The response was out almost before Brown had finished asking. He took the glass and put it on the scarred table in front of the man.
The pub was rough; no prettification for tourists or hikers here. It was strictly for old codgers who wanted to drink and maybe exchange the odd remark. Talk about getting blood from a stone. The way the landlord was scrutinising him made the skin on the back of his neck itch. Whatever he said or did would be sneered at.
“Never wish your life away,” was one of his mother’s saying, but at the moment it would have been good to have another fifteen years and a bit of authority behind him.
Even that probably wouldn’t have got him anywhere with the old man, who told them his name was Ted Prentice.
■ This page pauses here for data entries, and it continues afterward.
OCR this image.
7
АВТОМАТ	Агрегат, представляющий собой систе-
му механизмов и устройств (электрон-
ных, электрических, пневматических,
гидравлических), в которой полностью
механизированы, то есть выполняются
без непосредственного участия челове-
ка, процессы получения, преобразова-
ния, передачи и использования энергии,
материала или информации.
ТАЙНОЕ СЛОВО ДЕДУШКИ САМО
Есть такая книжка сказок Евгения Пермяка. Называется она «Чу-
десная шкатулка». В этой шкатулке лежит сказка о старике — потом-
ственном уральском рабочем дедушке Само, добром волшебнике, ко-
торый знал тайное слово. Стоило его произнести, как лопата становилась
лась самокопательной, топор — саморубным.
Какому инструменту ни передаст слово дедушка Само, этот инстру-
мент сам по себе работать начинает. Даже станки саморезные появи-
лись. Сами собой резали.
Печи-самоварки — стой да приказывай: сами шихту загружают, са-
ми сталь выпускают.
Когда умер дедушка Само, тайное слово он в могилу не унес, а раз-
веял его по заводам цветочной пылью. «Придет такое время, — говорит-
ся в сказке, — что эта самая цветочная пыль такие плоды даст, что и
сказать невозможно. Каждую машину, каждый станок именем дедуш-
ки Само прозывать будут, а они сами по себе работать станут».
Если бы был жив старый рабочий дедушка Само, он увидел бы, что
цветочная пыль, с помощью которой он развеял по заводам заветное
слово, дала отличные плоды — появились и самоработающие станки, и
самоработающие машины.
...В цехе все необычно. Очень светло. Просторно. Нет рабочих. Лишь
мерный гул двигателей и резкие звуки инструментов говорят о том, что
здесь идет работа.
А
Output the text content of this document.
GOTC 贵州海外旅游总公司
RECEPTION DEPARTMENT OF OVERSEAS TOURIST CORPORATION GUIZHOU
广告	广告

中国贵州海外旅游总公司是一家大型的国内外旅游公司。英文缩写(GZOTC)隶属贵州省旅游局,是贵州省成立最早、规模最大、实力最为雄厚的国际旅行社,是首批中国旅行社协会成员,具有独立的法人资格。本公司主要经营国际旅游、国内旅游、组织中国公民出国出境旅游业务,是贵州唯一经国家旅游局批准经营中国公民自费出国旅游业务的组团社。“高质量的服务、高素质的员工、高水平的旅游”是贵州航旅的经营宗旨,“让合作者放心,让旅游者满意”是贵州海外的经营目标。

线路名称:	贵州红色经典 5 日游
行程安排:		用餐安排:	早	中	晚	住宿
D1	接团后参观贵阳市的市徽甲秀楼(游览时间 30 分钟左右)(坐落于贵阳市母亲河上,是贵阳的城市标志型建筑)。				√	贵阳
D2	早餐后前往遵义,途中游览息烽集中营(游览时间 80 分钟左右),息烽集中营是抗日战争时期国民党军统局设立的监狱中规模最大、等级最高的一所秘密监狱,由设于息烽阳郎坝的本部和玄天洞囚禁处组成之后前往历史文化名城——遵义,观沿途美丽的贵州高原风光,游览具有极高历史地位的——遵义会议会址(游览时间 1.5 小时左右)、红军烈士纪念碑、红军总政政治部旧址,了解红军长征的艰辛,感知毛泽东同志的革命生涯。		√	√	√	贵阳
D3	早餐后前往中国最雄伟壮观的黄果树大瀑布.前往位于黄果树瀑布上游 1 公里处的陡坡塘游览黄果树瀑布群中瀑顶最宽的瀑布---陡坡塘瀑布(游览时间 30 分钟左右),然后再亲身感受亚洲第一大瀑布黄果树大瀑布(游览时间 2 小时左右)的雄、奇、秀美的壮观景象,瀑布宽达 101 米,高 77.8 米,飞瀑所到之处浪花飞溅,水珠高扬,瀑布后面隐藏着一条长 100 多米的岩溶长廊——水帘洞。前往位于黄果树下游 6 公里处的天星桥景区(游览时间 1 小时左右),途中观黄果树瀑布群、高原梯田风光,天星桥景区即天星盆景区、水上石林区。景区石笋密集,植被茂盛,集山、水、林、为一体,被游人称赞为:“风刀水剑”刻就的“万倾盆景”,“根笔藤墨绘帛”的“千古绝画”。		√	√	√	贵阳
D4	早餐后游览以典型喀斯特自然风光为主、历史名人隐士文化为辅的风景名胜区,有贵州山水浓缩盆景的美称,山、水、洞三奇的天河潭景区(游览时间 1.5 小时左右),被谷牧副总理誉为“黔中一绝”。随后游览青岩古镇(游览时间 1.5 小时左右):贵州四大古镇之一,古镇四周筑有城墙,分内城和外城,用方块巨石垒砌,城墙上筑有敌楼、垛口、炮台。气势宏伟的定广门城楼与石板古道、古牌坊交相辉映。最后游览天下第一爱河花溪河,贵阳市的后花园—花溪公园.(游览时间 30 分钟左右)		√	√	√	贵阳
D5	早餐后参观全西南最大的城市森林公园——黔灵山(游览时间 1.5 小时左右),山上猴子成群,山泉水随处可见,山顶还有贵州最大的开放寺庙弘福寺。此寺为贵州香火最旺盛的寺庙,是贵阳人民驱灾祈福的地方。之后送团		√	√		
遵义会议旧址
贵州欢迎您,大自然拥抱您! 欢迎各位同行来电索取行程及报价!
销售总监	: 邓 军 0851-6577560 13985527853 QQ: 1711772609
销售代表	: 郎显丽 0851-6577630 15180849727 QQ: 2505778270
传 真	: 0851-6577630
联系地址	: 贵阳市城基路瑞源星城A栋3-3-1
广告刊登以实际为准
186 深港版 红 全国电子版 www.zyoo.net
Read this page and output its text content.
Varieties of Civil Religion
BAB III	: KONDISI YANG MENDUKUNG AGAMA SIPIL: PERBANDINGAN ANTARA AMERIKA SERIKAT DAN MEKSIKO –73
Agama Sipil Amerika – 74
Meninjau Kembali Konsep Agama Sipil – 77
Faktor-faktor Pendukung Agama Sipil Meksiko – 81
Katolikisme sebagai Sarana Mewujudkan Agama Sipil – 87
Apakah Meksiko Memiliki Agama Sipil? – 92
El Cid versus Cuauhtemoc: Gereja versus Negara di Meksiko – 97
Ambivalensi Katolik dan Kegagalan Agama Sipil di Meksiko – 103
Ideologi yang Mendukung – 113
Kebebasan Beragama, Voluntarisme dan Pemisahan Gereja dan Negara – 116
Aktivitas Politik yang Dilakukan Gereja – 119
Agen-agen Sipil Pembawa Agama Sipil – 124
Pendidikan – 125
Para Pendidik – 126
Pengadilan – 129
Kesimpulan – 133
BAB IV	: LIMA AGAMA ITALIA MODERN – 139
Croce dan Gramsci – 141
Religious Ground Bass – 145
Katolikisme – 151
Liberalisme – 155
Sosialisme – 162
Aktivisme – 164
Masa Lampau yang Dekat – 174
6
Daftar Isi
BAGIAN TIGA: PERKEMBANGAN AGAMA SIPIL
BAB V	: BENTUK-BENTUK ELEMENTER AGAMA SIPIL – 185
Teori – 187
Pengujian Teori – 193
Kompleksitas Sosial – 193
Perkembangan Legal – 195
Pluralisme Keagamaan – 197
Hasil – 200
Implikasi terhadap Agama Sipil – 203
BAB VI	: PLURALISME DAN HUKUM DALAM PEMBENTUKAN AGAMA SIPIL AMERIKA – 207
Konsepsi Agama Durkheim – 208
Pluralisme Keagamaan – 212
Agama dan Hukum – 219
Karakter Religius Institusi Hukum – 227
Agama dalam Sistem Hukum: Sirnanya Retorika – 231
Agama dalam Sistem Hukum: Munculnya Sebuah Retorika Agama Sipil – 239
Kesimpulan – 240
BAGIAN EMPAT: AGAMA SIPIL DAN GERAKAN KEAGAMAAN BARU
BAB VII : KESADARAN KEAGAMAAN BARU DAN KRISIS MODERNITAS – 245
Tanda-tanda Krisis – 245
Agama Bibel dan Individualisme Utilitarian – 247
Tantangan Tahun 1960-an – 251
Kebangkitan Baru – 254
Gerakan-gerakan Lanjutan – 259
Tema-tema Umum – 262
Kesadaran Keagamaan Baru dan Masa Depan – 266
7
He did a lot of squinting and grimacing, but had little to say and virtually nothing that was of any use to them.
“Grand fella, Sean. Wrote poetry, aye.” He nodded his head and supped at his pint—a good swallow.
“And did he come in here often?” The landlord had gone out the back, thank God so Brown could concentrate. For all the good it was doing him.
“Aye, most days, I’d say, grand fella. Used to buy me a pint sometimes.” He gave a look at the diminishing pint. Brown ignored the hint.
“Did he ever have company, ever come in with anybody?”
Ted lifted his tweed cap off his head and scratched at his scalp. “Come in with anybody? No, don’t think so. He were a grand chap, though, used to buy me a pint sometimes.”
Robinson went to the counter—obviously in an attempt to move things on and ordered two more shandies, paying out of his own pocket. Brown would never have taken the initiative like that even though Inspector Greene often told him he should. Robinson had no such qualms. Was that a good thing, or not?